Welche Hoffnungen, Erwartungen, vielleicht auch Wünsche verbinden Sie mit dem 100-jährigen Jubiläum?
Frick: Wenn man Ideen, Visionen der vergangenen 100 Jahre lebendig halten will, dann darf man sie nicht bewahren wollen, sondern muss sie weiterentwickeln - mit Herzblut, Freude und Gottvertrauen. Da gilt der Spruch von Ricarda Huch: ‚Eine Tradition bewahren, bedeutet nicht Asche zu bewachen, sondern Feuer weiterzugeben.’ Das Jubiläum ist dabei ein Anlass und Zeitpunkt für konkrete Wünsche. Wir wünschen uns, dass die Gemeinden in Zukunft ihren Auftrag zum caritativen Tun noch mehr wahrnehmen. Ein wertschätzendes Miteinander, geprägt von der Wahrnehmung der Sorgen der Mitmenschen und passgenauen Hilfeangeboten, ist auch in Zukunft die Basis für gelingendes Leben in unserer Gesellschaft.
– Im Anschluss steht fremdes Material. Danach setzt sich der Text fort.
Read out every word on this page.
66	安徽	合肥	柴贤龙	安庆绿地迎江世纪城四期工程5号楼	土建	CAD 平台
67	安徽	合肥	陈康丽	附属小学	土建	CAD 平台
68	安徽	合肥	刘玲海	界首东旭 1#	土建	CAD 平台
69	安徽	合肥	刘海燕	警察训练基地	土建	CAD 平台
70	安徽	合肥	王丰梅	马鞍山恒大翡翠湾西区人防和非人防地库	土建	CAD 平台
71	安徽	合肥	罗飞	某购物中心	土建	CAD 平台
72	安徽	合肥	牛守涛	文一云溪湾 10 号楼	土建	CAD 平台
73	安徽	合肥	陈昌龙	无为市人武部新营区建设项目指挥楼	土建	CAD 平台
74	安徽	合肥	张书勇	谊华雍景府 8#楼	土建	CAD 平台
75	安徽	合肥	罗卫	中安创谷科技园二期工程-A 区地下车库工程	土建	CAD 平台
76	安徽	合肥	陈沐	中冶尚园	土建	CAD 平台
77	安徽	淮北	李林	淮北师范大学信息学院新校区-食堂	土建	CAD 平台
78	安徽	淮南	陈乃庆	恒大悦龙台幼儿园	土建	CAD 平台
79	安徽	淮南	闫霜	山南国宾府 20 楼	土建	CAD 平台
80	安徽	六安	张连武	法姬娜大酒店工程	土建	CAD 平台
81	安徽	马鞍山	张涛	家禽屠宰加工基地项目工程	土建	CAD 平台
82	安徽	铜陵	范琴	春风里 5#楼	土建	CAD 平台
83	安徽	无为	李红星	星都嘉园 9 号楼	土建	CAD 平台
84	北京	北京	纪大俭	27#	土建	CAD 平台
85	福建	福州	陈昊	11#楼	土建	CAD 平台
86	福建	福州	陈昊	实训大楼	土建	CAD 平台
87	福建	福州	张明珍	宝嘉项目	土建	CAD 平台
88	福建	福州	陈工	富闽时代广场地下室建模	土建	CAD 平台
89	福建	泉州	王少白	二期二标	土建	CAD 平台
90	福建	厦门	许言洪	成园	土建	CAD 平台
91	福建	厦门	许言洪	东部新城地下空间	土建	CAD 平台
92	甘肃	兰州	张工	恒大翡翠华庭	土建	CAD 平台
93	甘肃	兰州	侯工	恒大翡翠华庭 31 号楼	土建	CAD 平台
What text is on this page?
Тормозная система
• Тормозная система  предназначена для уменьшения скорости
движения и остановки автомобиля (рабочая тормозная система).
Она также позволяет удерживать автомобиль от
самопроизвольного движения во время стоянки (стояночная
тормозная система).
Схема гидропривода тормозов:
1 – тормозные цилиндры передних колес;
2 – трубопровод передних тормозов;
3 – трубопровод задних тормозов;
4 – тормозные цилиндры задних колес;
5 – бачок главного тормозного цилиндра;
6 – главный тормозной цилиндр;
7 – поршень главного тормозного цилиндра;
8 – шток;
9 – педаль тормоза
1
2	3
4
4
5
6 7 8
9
Wir wünschen uns, dass die CKD bei der Erfüllung ihrer Aufgaben von Hauptberuflichen in den Seelsorgeeinheiten und in den Ortscaritasverbänden unterstützt wird und zwar immer da, wo es um die Gestaltung der Rahmenbedingungen geht. Das beginnt bei den Mitwirkungsmöglichkeiten in den Gemeindeteams, der kostenlosen Nutzung der Räume in den Pfarreien und der Technik oder der Unterstützung der Pfarrsekretariate, wenn es um die Umsetzung der Datenschutzbestimmungen im Interesse gerade der älteren Gemeindemitglieder geht, bis hin zu konkreten Angeboten der spirituellen Begleitung der Gruppen. Wir wünschen uns, dass die CKD als Fachverband und als Netzwerker für die Ehrenamtlichen im Diözesan-Caritasverband weiterhin gut eingebunden und finanziell angemessen ausgestattet ihre Unterstützung- und Begleitangebote für die Caritas-Konferenzen wahrnehmen kann.